We’re suckers for Minerva movements. It’s not that they’re perfect (as well-documented in this tear-up review over at PuristS) but that they’re wonderfully handmade in a true classic way.
Minerva was a little Swiss manufacture that went on about their business for 150 years before being snatched up by Richemont and made part of Montblanc. They only made a few movements in the classic era, but what they did produce ended up in some lovely watches. This all changed with a buyout in 2000 and the creation of new CAD-assisted versions of the classics, so it’s nice to see a true hand-made Minerva still out there.

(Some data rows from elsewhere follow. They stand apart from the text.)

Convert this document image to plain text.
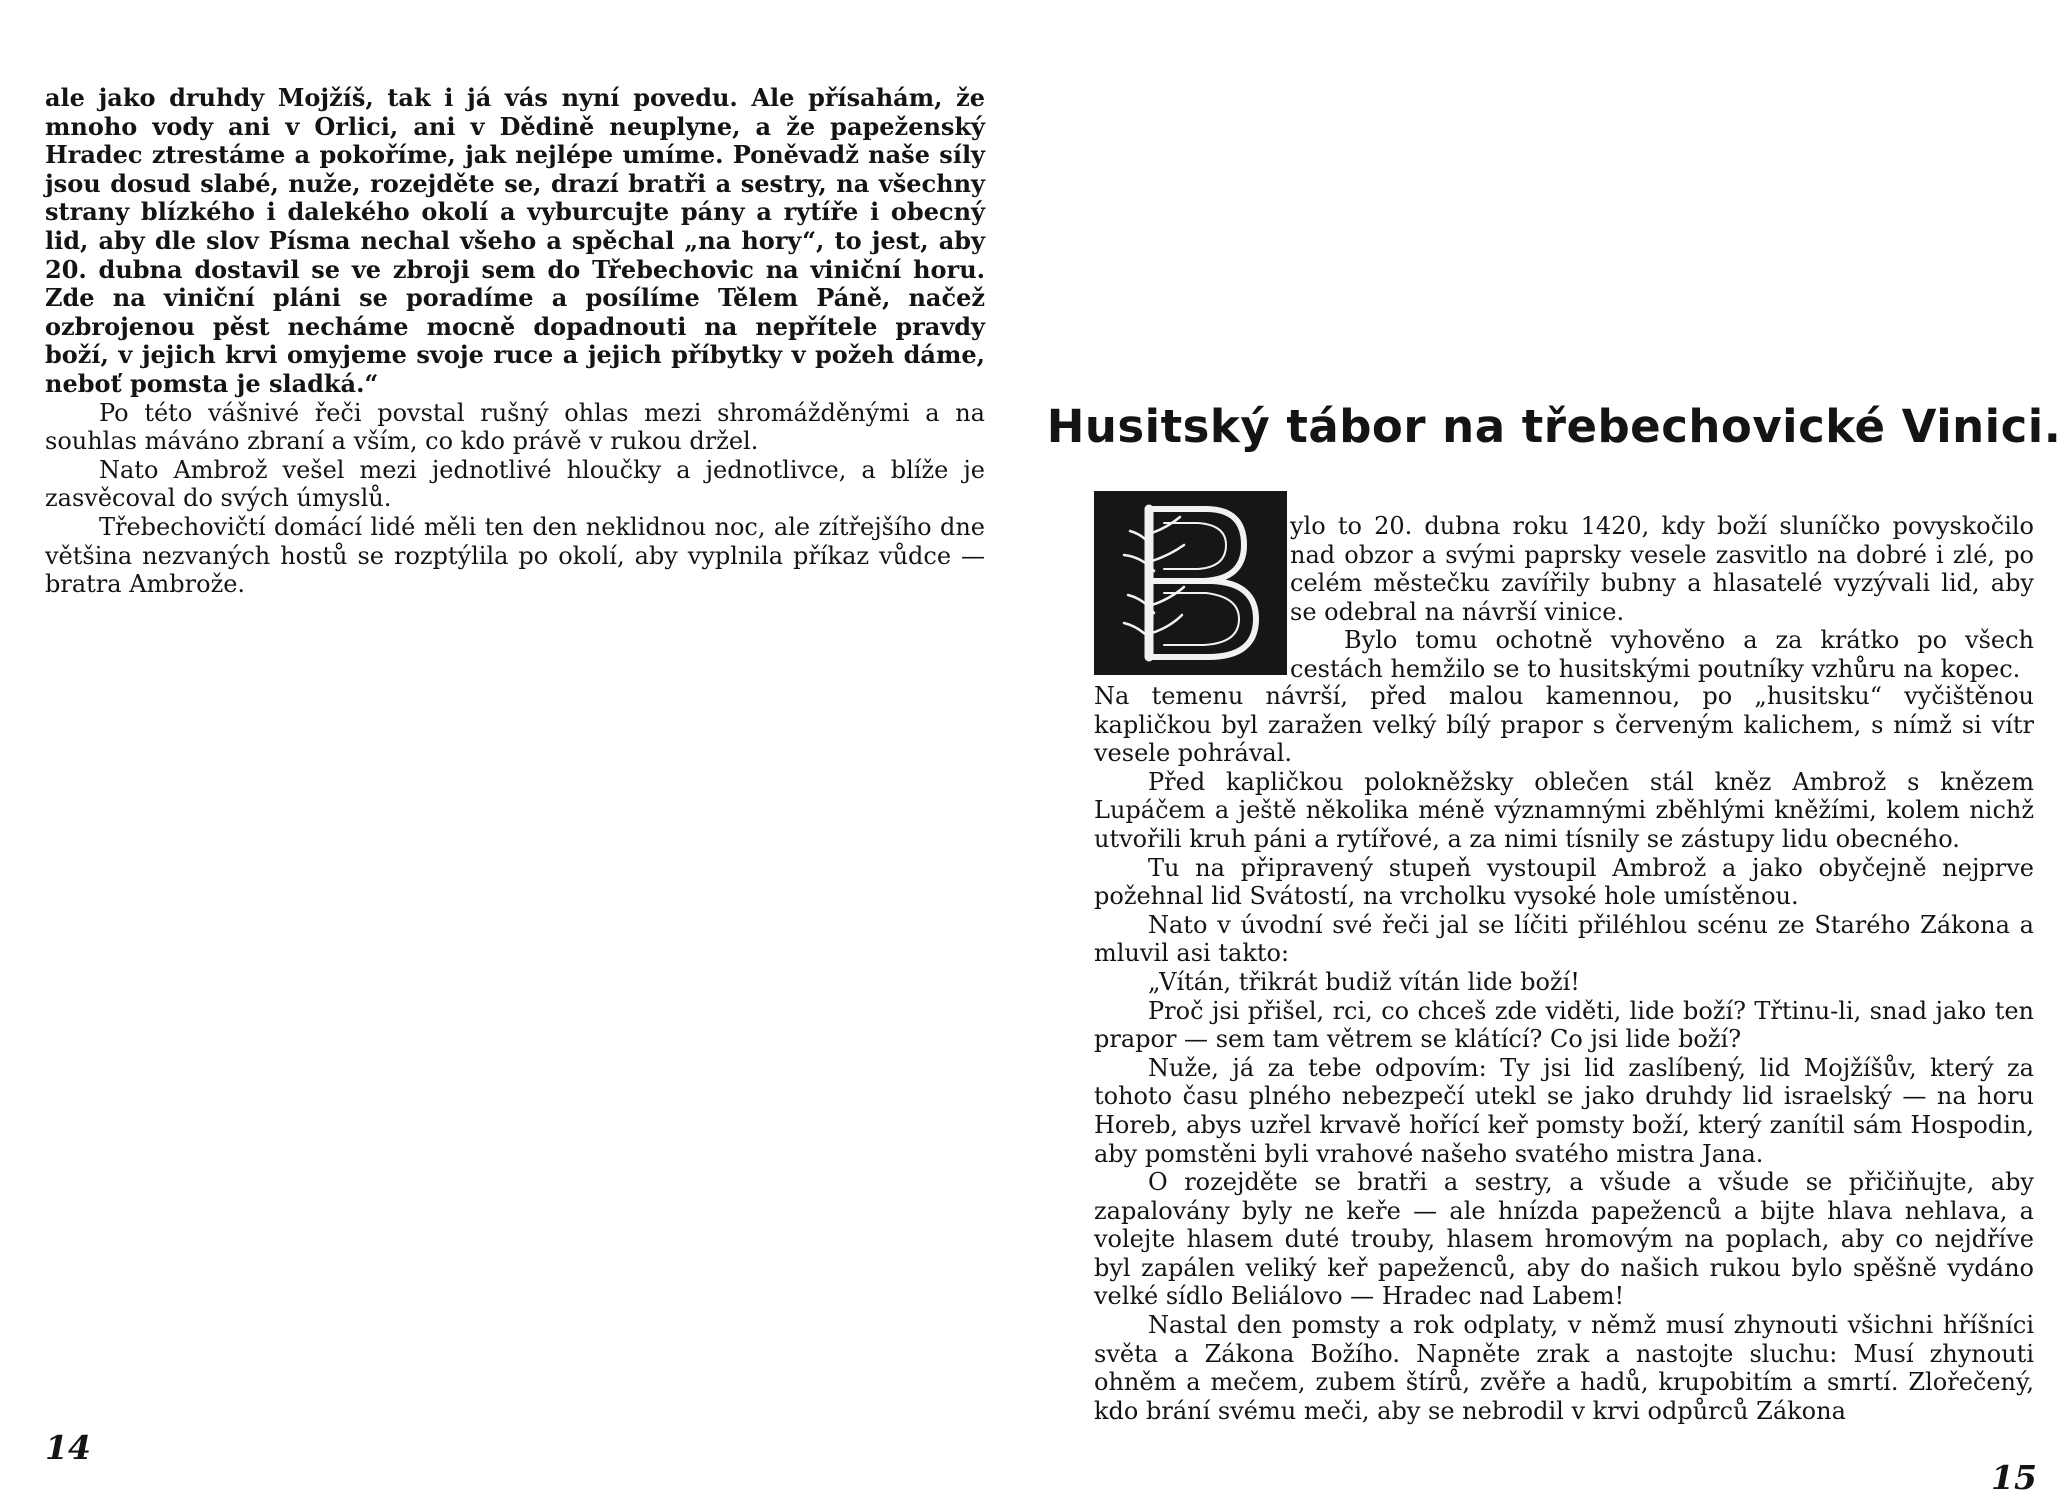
ale jako druhdy Mojžíš, tak i já vás nyní povedu. Ale přísahám, že mnoho vody ani v Orlici, ani v Dědině neuplyne, a že papeženský Hradec ztrestáme a pokoříme, jak nejlépe umíme. Poněvadž naše síly jsou dosud slabé, nuže, rozejděte se, drazí bratři a sestry, na všechny strany blízkého i dalekého okolí a vyburcujte pány a rytíře i obecný lid, aby dle slov Písma nechal všeho a spěchal „na hory“, to jest, aby 20. dubna dostavil se ve zbroji sem do Třebechovic na viniční horu. Zde na viniční pláni se poradíme a posílíme Tělem Páně, načež ozbrojenou pěst necháme mocně dopadnouti na nepřítele pravdy boží, v jejich krvi omyjeme svoje ruce a jejich příbytky v požeh dáme, neboť pomsta je sladká.“

Po této vášnivé řeči povstal rušný ohlas mezi shromážděnými a na souhlas máváno zbraní a vším, co kdo právě v rukou držel.

Nato Ambrož vešel mezi jednotlivé hloučky a jednotlivce, a blíže je zasvěcoval do svých úmyslů.

Třebechovičtí domácí lidé měli ten den neklidnou noc, ale zítřejšího dne většina nezvaných hostů se rozptýlila po okolí, aby vyplnila příkaz vůdce — bratra Ambrože.

14
Husitský tábor na třebechovické Vinici.
B

ylo to 20. dubna roku 1420, kdy boží sluníčko povyskočilo nad obzor a svými paprsky vesele zasvitlo na dobré i zlé, po celém městečku zavířily bubny a hlasatelé vyzývali lid, aby se odebral na návrší vinice.

Bylo tomu ochotně vyhověno a za krátko po všech cestách hemžilo se to husitskými poutníky vzhůru na kopec.

Na temenu návrší, před malou kamennou, po „husitsku“ vyčištěnou kapličkou byl zaražen velký bílý prapor s červeným kalichem, s nímž si vítr vesele pohrával.

Před kapličkou polokněžsky oblečen stál kněz Ambrož s knězem Lupáčem a ještě několika méně významnými zběhlými kněžími, kolem nichž utvořili kruh páni a rytířové, a za nimi tísnily se zástupy lidu obecného.

Tu na připravený stupeň vystoupil Ambrož a jako obyčejně nejprve požehnal lid Svátostí, na vrcholku vysoké hole umístěnou.

Nato v úvodní své řeči jal se líčiti přiléhlou scénu ze Starého Zákona a mluvil asi takto:

„Vítán, třikrát budiž vítán lide boží!

Proč jsi přišel, rci, co chceš zde viděti, lide boží? Třtinu-li, snad jako ten prapor — sem tam větrem se klátící? Co jsi lide boží?

Nuže, já za tebe odpovím: Ty jsi lid zaslíbený, lid Mojžíšův, který za tohoto času plného nebezpečí utekl se jako druhdy lid israelský — na horu Horeb, abys uzřel krvavě hořící keř pomsty boží, který zanítil sám Hospodin, aby pomstěni byli vrahové našeho svatého mistra Jana.

O rozejděte se bratři a sestry, a všude a všude se přičiňujte, aby zapalovány byly ne keře — ale hnízda papeženců a bijte hlava nehlava, a volejte hlasem duté trouby, hlasem hromovým na poplach, aby co nejdříve byl zapálen veliký keř papeženců, aby do našich rukou bylo spěšně vydáno velké sídlo Beliálovo — Hradec nad Labem!

Nastal den pomsty a rok odplaty, v němž musí zhynouti všichni hříšníci světa a Zákona Božího. Napněte zrak a nastojte sluchu: Musí zhynouti ohněm a mečem, zubem štírů, zvěře a hadů, krupobitím a smrtí. Zlořečený, kdo brání svému meči, aby se nebrodil v krvi odpůrců Zákona

15
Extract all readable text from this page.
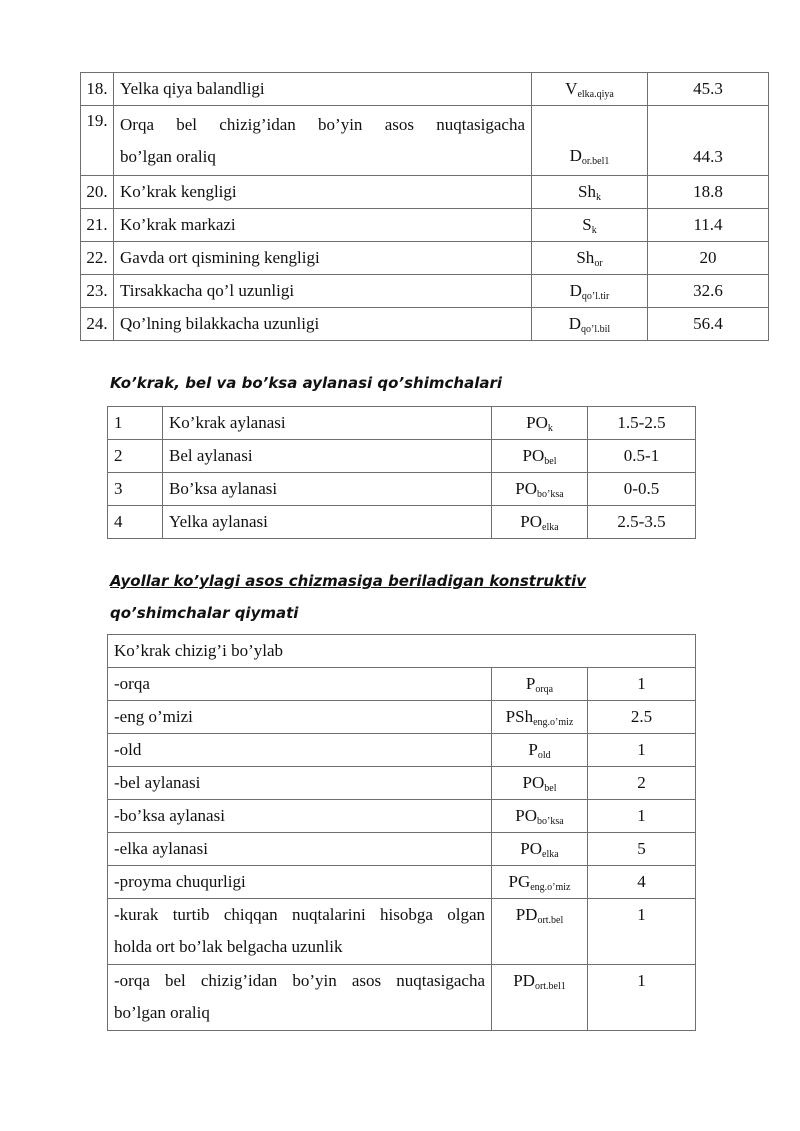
18.	Yelka qiya balandligi	$V_{elka.qiya}$	45.3
19.	Orqa bel chizig’idan bo’yin asos nuqtasigacha
bo’lgan oraliq	$D_{or.bel1}$	44.3
20.	Ko’krak kengligi	$Sh_k$	18.8
21.	Ko’krak markazi	$S_k$	11.4
22.	Gavda ort qismining kengligi	$Sh_{or}$	20
23.	Tirsakkacha qo’l uzunligi	$D_{qo’l.tir}$	32.6
24.	Qo’lning bilakkacha uzunligi	$D_{qo’l.bil}$	56.4

Ko’krak, bel va bo’ksa aylanasi qo’shimchalari

1	Ko’krak aylanasi	$PO_k$	1.5-2.5
2	Bel aylanasi	$PO_{bel}$	0.5-1
3	Bo’ksa aylanasi	$PO_{bo’ksa}$	0-0.5
4	Yelka aylanasi	$PO_{elka}$	2.5-3.5

Ayollar ko’ylagi asos chizmasiga beriladigan konstruktiv

qo’shimchalar qiymati

Ko’krak chizig’i bo’ylab		
-orqa	$P_{orqa}$	1
-eng o’mizi	PSh$_{eng.o’miz}$	2.5
-old	$P_{old}$	1
-bel aylanasi	$PO_{bel}$	2
-bo’ksa aylanasi	$PO_{bo’ksa}$	1
-elka aylanasi	$PO_{elka}$	5
-proyma chuqurligi	$PG_{eng.o’miz}$	4

-kurak turtib chiqqan nuqtalarini hisobga olgan
holda ort bo’lak belgacha uzunlik	$PD_{ort.bel}$	1

-orqa bel chizig’idan bo’yin asos nuqtasigacha
bo’lgan oraliq	$PD_{ort.bel1}$	1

One of the best-remembered Minerva models was the Pythagore. It’s an instant classic, drawn up in 1943 by Minerva’s own Don Quixote, Andres Frey and produced right up to 2000. The proportions of the bridge work draw on Pythagoras’ “golden ratio”, making the movement lovely to behold.
Assuming the seller is correct, this is a “new old stock” 1965 Minerva Pythagore. What a wonderful piece from the classic period of Swiss watchmaking! It’s good that the craftsmen in Villeret didn’t know what was coming just a few years later: The quartz crisis, the decimation of the Swiss watch industry, and a steady decline for their workshop.
Inside, we see the famous “golden mean” bridges in the manual Calibre 48 movement. It’s too bad there’s not a display case back to allow the owner to enjoy this simple movement, but that wouldn’t become “a thing” for another 40 years!